Sebelum menjalani terapi, dokter melakukan anamnesis, yaitu melihat riwayat alergi pasien, orang tua, atau keluarga. Di sini pasien harus memberikan informasi sebanyak-banyaknya kepada dokter. Pasien dideteksi dengan Bio Tensor (sensor logam) seperti alat pancing, untuk mengetahui alergi apa yang diderita pasien. Dasar teknologi ini adalah biofisika, pasien hanya duduk santai, kemudian dokter atau terapis memegang, mengoperasikan Bio Tensor dengan tangan kanan, dan ampul berisi cairan alergen di tangan kiri. Apabila Bio Tensor bergerak mendatar/horizontal, artinya pasien tidak menderita alergi. Kalau Bio Tensor bergerak vertikal/naik turun, artinya pasien menderita alergi zat tersebut. Pasien dideteksi dengan 40 macam alergen atau lebih, yang memakan waktu sekitar 15 menit, dan hasilnya saat itu juga bisa diketahui.
Cara lain untuk mendeteksi alergi, sebelah tangan pasien memegang ampul berisi cairan alergen, tangan yang sebelah lagi diangkat kemudian oleh terapis ditekan, pasien harus menahan tekanan terapis. Kalau tidak bisa menahan/lemah, artinya pasien memang alergi. Sebaliknya, kalau bisa menahan tekanan terapis, artinya pasien tidak alergi terhadap alergen tersebut.
Terapi dibagi empat tahap dengan waktu sekitar 20-30 menit, basic therapy, geopathy, scar removal, blockage removal.
“Terapi dilakukan seminggu sekali.

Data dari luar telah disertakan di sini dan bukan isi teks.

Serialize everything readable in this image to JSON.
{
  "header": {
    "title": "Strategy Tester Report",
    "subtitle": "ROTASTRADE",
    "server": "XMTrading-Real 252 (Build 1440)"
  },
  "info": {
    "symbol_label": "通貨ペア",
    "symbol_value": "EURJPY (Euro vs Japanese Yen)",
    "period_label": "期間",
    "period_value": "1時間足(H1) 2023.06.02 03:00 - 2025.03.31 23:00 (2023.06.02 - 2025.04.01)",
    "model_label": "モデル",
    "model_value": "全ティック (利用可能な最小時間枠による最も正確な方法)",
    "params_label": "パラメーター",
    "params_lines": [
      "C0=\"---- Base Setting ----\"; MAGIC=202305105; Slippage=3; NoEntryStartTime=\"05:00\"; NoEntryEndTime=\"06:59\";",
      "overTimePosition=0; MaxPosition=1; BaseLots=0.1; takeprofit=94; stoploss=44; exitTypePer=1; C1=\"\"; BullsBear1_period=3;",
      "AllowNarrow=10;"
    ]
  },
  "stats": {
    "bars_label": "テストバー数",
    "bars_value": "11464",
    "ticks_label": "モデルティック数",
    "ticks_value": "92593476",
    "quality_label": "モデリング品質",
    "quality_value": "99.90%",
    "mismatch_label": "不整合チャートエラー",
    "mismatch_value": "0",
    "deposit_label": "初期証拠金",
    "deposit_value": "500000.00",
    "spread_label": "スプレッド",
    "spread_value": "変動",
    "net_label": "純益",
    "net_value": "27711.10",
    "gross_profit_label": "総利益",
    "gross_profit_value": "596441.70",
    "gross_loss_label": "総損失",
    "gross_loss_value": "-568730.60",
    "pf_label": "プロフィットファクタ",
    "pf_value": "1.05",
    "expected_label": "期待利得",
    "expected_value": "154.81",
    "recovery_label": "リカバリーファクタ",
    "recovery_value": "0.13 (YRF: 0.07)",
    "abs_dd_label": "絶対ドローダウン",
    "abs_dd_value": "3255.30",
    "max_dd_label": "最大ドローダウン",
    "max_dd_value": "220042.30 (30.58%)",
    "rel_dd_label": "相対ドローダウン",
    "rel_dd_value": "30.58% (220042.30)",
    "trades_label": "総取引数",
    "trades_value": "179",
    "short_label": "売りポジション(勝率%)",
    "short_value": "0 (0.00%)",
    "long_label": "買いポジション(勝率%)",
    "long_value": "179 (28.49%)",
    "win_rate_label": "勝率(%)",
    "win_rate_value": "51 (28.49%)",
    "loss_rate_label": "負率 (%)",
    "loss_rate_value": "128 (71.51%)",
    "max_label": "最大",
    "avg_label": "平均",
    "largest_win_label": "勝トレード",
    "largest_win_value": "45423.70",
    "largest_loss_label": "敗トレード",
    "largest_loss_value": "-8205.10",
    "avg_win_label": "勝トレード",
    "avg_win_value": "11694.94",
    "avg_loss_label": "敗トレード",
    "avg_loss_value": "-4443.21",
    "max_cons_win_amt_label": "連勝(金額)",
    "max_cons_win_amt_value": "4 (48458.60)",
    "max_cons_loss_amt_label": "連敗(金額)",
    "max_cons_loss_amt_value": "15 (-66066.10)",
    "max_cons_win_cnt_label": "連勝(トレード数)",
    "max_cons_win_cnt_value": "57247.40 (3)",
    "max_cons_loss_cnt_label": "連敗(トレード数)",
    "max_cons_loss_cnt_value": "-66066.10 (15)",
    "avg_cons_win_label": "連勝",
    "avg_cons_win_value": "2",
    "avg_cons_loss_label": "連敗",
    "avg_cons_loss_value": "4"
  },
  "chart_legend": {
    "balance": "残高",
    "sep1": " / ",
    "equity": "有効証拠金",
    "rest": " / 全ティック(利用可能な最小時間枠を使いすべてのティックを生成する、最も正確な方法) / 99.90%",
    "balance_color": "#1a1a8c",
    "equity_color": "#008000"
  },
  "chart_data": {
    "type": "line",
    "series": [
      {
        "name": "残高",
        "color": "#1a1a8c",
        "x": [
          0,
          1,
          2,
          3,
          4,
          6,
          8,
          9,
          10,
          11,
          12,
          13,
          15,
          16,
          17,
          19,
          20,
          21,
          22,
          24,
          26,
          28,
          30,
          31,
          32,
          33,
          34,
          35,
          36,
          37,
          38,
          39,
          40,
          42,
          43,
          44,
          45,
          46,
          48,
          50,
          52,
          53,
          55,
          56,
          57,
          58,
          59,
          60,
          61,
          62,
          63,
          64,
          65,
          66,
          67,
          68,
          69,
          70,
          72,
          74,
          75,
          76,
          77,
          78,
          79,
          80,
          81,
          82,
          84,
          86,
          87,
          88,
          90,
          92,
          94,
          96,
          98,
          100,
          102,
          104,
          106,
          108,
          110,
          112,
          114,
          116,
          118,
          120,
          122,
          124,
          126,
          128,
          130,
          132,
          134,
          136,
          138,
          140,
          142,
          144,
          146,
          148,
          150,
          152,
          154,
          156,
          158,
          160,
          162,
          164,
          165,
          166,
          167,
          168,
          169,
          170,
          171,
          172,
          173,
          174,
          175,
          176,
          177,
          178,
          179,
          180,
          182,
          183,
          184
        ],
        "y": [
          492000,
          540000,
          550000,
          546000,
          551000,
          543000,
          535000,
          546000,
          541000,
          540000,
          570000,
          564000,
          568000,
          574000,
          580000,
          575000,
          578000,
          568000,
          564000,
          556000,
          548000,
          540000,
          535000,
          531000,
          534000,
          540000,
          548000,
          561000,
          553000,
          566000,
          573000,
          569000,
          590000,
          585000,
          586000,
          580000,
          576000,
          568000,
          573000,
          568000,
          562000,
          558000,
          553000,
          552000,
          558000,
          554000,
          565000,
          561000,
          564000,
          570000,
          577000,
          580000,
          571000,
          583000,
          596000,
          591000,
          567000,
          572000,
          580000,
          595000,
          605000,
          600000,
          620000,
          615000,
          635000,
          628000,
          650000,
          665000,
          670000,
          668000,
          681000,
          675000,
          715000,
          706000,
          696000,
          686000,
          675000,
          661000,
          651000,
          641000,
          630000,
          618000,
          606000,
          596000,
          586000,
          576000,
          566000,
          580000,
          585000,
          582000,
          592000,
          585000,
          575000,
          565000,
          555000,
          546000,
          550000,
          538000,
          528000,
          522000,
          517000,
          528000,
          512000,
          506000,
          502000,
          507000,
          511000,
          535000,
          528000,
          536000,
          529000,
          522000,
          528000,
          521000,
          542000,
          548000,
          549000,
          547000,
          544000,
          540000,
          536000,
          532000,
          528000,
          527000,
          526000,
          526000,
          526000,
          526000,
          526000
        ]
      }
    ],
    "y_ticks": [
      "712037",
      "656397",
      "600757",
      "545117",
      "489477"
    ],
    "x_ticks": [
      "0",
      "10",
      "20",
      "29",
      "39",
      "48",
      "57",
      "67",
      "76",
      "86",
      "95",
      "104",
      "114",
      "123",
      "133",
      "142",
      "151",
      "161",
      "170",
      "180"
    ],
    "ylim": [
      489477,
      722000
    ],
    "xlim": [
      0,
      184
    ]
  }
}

Sebaiknya selama menjalani terapi, pasien berhenti dulu makan makanan yang menyebabkan alergi, atau menguranginya,“ kata dr. Stella Tinia, therapist Bio E Hope Bandung.
Sembuh
“Anak saya menderita alergi ikan laut sejak bayi. Sekarang dia sudah berumur 5 tahun. Pernah satu kali saya memberikan potongan ayam dari garpu yang sudah saya lap setelah saya gunakan untuk makan ikan, tidak saya sangka mulutnya langsung bengkak dalam hitungan menit. Kemudian, suatu kali pembantu di rumah memandikan dia, setelah pembantu saya baru saja membersihkan ikan laut. Padahal, dia sudah mencuci tangannya dengan bersih lalu memandikan anak saya. Dalam hitungan menit, seluruh kulit anak saya memerah. Selain itu anak saya juga menderita asma dari kecil,” kata Yana.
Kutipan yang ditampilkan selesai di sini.